Monitoring Statically Linked Applications with hpclink¶
On modern Linux systems, dynamically linked executables are the default.
With dynamically linked executables, HPCToolkit’s hpcrun script uses library preloading to inject HPCToolkit’s monitoring code into an application’s address space.
However, in some cases, statically-linked executables are necessary or desirable.
One might prefer a statically linked executable because they are generally faster if the executable spends a significant amount of time calling functions in libraries.
On Cray supercomputers, statically-linked executables are often the default.
For statically linked executables, preloading HPCToolkit’s monitoring code into an application’s address space at program launch is not an option.
Instead, monitoring code must be added at link time; HPCToolkit’s hpclink script is used for this purpose.
Linking with hpclink¶
Adding HPCToolkit’s monitoring code into a statically linked application is easy.
This does not require any source-code modifications, but it does involve a small change to your build procedure.
You continue to compile all of your object (.o) files exactly as before, but you will need to modify your final link step to use hpclink to add HPCToolkit’s monitoring code to your executable.
In your build scripts, locate the last step in the build, namely, the command that produces the final statically linked binary.
Edit that command line to add the hpclink command at the front.
For example, suppose that the name of your application binary is app and the last step in
your Makefile links various object files and libraries as
follows into a statically linked executable:
mpicc -o app -static file.o ... -l<lib> ...
To build a version of your executable with HPCToolkit’s monitoring code linked in, you would use the following command line:
hpclink mpicc -o app -static file.o ... -l<lib> ...
In practice, you may want to edit your Makefile to always build two versions of your program, perhaps naming them app and app.hpc.
Using hpclink when gprof instrumentation is present¶
When an application has been compiled with the compiler flag -pg,
the compiler adds instrumentation to collect performance measurement data for
the gprof profiler.

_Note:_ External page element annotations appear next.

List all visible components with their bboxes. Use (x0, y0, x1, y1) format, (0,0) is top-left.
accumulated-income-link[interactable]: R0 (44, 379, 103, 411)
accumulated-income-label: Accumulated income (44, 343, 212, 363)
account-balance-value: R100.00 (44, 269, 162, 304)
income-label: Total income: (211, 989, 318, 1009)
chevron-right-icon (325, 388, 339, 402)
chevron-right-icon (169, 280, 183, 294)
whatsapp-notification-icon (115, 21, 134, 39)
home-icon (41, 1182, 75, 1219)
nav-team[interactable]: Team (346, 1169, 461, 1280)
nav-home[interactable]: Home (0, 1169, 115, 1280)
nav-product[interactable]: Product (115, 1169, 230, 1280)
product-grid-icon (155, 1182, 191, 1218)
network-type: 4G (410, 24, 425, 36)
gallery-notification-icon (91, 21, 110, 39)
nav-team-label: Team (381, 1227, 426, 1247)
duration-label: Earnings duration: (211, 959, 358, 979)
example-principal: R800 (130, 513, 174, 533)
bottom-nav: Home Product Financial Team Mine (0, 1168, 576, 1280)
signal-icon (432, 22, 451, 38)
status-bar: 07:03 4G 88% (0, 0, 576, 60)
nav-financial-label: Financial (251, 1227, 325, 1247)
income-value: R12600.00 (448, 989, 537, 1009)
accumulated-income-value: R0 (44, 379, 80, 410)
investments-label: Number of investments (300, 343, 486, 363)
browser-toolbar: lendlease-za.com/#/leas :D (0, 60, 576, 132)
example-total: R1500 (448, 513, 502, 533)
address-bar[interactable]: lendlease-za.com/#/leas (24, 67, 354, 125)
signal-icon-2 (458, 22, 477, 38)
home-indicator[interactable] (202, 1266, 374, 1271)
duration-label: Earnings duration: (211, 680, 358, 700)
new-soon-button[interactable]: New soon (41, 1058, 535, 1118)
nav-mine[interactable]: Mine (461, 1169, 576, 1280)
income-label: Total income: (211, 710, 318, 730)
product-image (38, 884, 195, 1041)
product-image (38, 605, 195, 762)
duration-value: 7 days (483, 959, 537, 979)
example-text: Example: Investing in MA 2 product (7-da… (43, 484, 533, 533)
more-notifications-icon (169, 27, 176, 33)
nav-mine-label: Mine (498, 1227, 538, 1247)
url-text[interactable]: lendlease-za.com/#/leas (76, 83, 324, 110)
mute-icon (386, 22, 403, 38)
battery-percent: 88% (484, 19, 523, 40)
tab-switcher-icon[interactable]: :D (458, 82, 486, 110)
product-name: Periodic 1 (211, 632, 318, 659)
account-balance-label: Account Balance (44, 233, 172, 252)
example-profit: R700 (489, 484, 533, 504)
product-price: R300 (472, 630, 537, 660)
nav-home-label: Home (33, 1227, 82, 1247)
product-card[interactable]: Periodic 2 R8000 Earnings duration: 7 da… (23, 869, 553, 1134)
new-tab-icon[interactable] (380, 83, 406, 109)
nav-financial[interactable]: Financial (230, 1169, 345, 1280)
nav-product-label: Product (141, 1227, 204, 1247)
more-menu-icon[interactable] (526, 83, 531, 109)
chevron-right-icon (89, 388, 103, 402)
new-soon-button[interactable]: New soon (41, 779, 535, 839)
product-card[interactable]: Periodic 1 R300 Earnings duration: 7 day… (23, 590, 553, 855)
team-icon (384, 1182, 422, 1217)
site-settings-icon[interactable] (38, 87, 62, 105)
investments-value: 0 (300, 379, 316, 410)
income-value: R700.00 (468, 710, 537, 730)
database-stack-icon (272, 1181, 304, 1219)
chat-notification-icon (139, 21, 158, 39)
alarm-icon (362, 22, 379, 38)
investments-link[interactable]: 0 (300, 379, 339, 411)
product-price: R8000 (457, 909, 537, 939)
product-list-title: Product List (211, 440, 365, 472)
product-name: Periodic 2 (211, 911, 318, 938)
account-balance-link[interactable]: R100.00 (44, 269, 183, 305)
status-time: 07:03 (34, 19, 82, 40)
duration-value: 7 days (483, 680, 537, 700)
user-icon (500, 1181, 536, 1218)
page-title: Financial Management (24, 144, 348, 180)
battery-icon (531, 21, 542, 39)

Measuring application performance with
HPCToolkit’s measurement subsystem and gprof instrumentation
active in the same execution may cause the execution
to abort. One can detect the presence of gprof instrumentation in an
application by the presence of __monstartup and _mcleanup symbols
in a executable.
One can disable gprof instrumentation when measuring the performance of
a statically-linked application by using the --disable-gprof
argument to hpclink.
Running a Statically Linked Binary¶
For dynamically linked executables, the hpcrun script sets environment variables to pass information to the HPCToolkit monitoring library.
On standard Linux systems, statically linked hpclink-ed executables can still be launched with hpcrun.
You many encounter a situation where the hpcrun script cannot be used with an application launcher.
In such cases, you will need to use the HPCRUN_EVENT_LIST environment variable to pass a list of events to HPCToolkit’s monitoring code, which was linked into your executable using hpclink.
Typically, you would set HPCRUN_EVENT_LIST in your launch script.
The HPCRUN_EVENT_LIST environment variable should be set to a space-separated list of EVENT@COUNT pairs.
For example, in a PBS script for a Cray system, you might write the following in Bourne shell or bash syntax:
#!/bin/sh #PBS -l size=64 #PBS -l walltime=01:00:00 cd $PBS_O_WORKDIR export HPCRUN_EVENT_LIST="CYCLES@f200 PERF_COUNT_HW_CACHE_MISSES@f200" aprun -n 64 ./app arg ...
To collect sample traces of an execution of a statically linked binary (for visualization with Trace view), one needs to set the environment variable HPCRUN_TRACE=1 in the execution environment.
Troubleshooting¶
With some compilers you need to disable interprocedural optimization to use hpclink.
To instrument your statically linked executable at link time, hpclink uses the ld option --wrap (see the ld(1) man page) to interpose monitoring code between your application and various process, thread, and signal control operations, e.g., fork, pthread_create, and sigprocmask to name a few.
For some compilers, e.g., IBM’s XL compilers, interprocedural optimization interferes with the --wrap option and prevents hpclink from working properly.
If this is the case, hpclink will emit error messages and fail.
If you want to use hpclink with such compilers, sadly, you must turn off interprocedural optimization.
Note that interprocedural optimization may not be explicitly enabled during your compiles; it might be implicitly enabled when using a compiler optimization option such as -fast.
In cases such as this, you can often specify -fast along with an option such as -no-ipa; this option combination will provide the benefit of all of -fast’s optimizations except interprocedural optimization.